Kim Ok-bin’s performance helps make the last third of Thirst its funniest passage, but the entire film has a rich vein of comedy running through it. This is one of Park’s trademarks; he freely mixes deadly serious ideas (here murder, relationships and the nature of faith) with absurd moments. The funniest thing in Thirst is Kim Hae-sook’s performance in the last part of the film. After Tae-ju becomes a vampire her mother is paralysed, but she still has all her wits about her. In one riotous scene Tae-ju’s mother tries to tell the friends that Tae-ju and Sang-hyun are playing Mahjong with that her daughter and the priest are killers, using only her one mobile finger and her eyes.
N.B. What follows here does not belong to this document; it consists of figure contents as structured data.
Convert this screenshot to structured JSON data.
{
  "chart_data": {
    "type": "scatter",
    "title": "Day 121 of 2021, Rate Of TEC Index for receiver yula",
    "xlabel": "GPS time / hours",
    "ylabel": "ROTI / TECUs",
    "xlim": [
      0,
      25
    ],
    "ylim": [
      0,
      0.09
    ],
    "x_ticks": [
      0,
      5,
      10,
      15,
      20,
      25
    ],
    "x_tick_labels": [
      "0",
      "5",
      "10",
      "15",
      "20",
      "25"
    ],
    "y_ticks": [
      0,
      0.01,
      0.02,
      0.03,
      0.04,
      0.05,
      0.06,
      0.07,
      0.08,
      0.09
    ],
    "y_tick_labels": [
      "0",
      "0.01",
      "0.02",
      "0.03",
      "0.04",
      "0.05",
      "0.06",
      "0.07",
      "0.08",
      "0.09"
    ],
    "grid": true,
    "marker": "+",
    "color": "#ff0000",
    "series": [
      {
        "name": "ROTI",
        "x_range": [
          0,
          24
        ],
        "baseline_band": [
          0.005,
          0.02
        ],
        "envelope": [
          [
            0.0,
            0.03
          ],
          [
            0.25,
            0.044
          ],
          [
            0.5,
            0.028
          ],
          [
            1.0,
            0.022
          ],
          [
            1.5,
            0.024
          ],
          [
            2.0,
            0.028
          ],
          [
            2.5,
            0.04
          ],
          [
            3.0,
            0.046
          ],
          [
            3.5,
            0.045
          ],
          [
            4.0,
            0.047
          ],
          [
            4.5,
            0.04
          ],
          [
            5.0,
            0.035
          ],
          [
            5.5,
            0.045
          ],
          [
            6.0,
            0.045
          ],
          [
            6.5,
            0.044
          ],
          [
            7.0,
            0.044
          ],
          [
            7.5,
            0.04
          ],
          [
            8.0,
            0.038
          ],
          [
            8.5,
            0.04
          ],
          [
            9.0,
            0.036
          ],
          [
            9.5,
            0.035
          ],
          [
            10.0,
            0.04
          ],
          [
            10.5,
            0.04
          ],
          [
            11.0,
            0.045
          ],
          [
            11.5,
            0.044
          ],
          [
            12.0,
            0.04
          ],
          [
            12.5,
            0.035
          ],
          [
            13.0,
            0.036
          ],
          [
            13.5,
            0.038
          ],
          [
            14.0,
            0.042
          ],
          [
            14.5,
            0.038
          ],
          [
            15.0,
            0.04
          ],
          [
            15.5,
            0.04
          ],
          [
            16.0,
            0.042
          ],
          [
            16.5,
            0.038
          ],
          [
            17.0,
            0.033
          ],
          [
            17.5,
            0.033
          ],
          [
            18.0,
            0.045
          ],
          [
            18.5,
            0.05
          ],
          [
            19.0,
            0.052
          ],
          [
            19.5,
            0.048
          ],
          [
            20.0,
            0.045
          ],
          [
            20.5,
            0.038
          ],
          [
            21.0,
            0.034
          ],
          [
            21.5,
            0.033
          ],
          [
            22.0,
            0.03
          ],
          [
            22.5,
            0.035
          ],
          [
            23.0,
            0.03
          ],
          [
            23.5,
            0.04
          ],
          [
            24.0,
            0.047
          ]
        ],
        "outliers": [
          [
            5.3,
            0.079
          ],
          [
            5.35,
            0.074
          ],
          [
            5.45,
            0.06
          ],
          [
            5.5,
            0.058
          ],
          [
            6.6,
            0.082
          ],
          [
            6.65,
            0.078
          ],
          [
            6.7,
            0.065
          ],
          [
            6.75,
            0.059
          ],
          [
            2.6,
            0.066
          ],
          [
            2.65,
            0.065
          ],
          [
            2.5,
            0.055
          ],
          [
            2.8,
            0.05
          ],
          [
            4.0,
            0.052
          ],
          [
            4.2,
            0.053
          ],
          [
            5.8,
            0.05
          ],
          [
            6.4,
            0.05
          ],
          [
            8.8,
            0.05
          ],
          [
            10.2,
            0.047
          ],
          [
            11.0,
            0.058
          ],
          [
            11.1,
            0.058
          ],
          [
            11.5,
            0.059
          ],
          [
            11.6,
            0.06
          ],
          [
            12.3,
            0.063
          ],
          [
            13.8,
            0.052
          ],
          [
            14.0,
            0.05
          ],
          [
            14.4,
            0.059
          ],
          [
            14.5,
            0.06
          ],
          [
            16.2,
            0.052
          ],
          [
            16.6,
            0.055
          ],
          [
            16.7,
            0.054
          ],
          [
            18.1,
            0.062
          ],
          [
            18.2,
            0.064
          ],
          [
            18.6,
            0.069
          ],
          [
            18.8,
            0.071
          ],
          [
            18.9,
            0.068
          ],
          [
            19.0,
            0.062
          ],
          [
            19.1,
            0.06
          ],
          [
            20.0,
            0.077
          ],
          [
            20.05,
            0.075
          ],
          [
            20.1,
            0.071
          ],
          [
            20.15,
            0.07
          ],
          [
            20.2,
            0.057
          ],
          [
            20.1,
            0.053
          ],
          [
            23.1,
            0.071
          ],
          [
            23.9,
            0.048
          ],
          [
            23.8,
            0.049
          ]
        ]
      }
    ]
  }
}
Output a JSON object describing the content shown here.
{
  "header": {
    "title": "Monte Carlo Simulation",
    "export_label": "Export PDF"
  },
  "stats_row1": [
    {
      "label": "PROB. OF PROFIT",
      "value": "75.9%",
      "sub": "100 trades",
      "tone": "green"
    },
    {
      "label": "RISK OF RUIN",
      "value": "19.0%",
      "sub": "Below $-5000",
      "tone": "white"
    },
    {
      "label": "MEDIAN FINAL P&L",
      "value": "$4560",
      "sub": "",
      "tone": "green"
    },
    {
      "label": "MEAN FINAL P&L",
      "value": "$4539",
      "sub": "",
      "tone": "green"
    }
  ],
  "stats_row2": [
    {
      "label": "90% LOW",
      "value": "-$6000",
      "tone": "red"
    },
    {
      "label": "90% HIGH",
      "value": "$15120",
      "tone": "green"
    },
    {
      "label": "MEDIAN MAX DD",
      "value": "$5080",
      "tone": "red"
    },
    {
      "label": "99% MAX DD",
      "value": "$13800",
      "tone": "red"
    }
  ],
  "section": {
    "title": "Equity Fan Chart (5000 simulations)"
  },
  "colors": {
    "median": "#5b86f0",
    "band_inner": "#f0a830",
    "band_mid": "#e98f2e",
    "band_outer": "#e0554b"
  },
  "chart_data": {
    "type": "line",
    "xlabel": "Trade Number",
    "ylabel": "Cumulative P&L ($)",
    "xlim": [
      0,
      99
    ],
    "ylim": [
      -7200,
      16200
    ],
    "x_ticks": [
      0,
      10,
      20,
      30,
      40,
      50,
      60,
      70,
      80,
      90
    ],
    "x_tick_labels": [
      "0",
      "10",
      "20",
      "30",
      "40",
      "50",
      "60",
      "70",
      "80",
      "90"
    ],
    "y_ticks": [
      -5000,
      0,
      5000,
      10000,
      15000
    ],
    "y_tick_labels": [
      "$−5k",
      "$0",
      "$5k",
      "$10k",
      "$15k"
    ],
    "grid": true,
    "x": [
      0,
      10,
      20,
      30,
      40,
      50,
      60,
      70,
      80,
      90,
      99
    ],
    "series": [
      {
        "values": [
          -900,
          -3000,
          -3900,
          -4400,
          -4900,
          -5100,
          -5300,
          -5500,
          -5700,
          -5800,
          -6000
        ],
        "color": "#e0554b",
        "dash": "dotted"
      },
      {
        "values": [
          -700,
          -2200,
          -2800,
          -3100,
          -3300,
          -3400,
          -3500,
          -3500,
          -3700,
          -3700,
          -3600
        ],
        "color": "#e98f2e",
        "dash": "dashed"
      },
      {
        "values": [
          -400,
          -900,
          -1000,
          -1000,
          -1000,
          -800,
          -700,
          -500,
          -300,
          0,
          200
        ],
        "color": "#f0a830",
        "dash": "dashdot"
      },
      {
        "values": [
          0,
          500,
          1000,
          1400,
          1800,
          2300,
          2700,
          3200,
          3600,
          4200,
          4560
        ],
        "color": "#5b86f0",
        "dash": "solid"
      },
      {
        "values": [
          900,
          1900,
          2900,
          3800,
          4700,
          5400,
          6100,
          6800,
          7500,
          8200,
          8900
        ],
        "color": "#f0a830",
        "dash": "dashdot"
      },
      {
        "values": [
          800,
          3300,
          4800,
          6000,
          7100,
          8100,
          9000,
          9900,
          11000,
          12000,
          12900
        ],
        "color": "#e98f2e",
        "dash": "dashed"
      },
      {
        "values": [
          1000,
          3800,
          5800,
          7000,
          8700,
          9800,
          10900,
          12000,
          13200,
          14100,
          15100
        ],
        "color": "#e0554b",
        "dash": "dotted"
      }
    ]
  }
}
Oldboy may have announced Park Chan-wook on the international stage, but his work both before and since that film confirms his status as one of the major talents in world cinema. To say that Thirst doesn’t represent his best work is true, but hardly an indictment. The only moment at which Park’s control of the film seems to slip is late in the second act and early in the third, when it runs a little off the rails and a couple of plot points go under explained. However, with the help of his excellent cast, he recovers and takes the film out with half an hour of brilliance. All Park’s films are beautiful, and this is no exception. The colours are extraordinary, with Tae-ju’s blue dress (an homage to one of Park’s inspirations; Andrzej Zulawski’s Possession) and the impossibly vivid red of blood on the brilliant white floor of Sang-hyun and Tae-ju’s lair standing out in particular. CGI is sparingly used, and the effects are always used to a purpose and extremely high quality. It’s hard to describe why Park Chan-wook’s films are such a pleasure to look at, because there is just so much to talk about. Every one of his frames is suffused with diverting and beautiful detail, so much so that you could probably watch this film without its soundtrack and still get a great deal out of it - not something that can be said about most movies.
Thirst is a rich, tasty, treat for horror fans. Park doesn’t stint on the sex and violence that you expect in the genre, but he delivers it with intelligence and wit, and in conjunction with a literate, thoughtful, script and performances of great depth and quality. Make no mistake, even though this film isn’t quite up to the amazing standard set by Oldboy and Lady Vengeance it still offers further proof that Park Chan-wook is one of the great filmmakers of our time, and I suspect it will only become more rewarding with repeat viewing.